Researchers have used nanoparticles doped with light-emitting lanthanide ions to detect a wide range of very weak forces. [Image: Andrew Mueller / Columbia Engineering]
Scientists in the United States say they have used infrared nanosensors exploiting the phenomenon of photon avalanching to detect miniscule forces across a wide range of magnitudes and with unprecedented sensitivity (Nature, doi: 10.1038/s41586-024-08221-2). They claim that the lanthanide-doped devices would be ideal for applications requiring accurate non-invasive sensing over multiple length scales—in areas from cellular biophysics to space travel.
Less is more
Photon avalanching is a chain reaction in which a single photon absorbed by a suitable material yields multiple photons at a higher frequency. This nonlinear process is characteristic of elements within the periodic table's lanthanide series and allows the detection of otherwise very weak signals. However, it requires large amounts of lanthanide ions and until recently was only possible in bulk materials.
Jim Schuck and colleagues at Columbia University reported in 2021 that they had instead achieved photon avalanching using 25-nm-diameter crystals of sodium yttrium fluoride doped with high concentrations of the lanthanide thulium. The group has now shown how these nanoparticles can be used as exceptionally sensitive force sensors, demonstrating three distinct types of sensing by varying the dopant concentration.
The work, led by Columbia’s Natalie Fardian-Melamed and carried out in collaboration with researchers at Lawrence Berkeley National Laboratory and the University of Utah, used an atomic force microscope (AFM) placed on top of an inverted optical microscope.
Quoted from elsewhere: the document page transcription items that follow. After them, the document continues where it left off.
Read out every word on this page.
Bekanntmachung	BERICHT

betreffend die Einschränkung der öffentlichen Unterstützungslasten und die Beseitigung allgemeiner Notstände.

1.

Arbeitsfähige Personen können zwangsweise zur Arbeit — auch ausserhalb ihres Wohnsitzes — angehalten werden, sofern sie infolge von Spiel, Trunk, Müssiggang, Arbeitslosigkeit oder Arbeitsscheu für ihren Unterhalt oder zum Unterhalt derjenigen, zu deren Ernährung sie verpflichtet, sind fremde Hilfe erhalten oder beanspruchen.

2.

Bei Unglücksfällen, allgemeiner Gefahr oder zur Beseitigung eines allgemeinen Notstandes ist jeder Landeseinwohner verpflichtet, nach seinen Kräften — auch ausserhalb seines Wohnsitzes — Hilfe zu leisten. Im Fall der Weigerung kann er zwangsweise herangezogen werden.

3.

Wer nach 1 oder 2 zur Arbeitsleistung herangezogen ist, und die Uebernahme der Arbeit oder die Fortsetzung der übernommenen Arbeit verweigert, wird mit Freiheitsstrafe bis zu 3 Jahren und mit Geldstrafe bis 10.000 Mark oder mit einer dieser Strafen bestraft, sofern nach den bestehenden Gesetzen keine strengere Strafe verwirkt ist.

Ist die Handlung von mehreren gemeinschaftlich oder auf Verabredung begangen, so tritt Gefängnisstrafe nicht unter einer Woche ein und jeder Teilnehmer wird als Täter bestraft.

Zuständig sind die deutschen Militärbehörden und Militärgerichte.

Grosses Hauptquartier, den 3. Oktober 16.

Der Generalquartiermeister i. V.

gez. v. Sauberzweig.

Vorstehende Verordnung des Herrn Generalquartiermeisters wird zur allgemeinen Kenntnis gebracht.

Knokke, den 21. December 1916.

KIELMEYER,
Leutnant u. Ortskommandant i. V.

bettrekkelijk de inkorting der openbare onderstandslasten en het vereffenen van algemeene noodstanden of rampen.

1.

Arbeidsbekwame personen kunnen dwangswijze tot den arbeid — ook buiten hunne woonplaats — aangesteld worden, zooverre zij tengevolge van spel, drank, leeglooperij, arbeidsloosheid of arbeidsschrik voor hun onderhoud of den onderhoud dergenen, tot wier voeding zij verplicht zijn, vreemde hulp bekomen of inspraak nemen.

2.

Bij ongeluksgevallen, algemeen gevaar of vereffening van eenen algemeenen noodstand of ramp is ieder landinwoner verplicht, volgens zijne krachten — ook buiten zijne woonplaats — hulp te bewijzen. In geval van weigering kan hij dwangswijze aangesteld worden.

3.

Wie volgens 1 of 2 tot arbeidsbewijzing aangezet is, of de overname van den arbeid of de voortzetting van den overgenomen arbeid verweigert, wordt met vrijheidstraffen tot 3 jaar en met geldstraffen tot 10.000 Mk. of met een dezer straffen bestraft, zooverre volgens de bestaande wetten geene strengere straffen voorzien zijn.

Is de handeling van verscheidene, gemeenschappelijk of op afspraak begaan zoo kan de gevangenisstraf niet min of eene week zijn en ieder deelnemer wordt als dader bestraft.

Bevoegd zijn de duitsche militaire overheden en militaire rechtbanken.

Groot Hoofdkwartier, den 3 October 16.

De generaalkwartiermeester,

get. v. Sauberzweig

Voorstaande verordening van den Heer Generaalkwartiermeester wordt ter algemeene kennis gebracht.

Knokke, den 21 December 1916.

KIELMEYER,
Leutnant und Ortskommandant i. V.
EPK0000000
Using this setup, the researchers exposed single nanoparticles to infrared laser light and measured the emitted radiation while tapping the particles very gently with the AFM's cantilever arm.
The full four orders of magnitude, they say, is 10 to 100 times larger than the range of any previous optical nanosensor.
Three types of sensing
Employing particles with between 4.5% and 8% of yttrium ions replaced by thulium ions, Schuck and coworkers first demonstrated the existence of photon avalanching without applying a force, measuring a steep rise in output intensity as they ramped up the pump laser. They then called the AFM into action and revealed the expected shift in the excitation–emission curve, which showed that for forces as small as 200 nanonewtons, a given emission intensity requires a substantially higher excitation intensity. This implies that bigger forces will generate smaller emissions for a given pump power.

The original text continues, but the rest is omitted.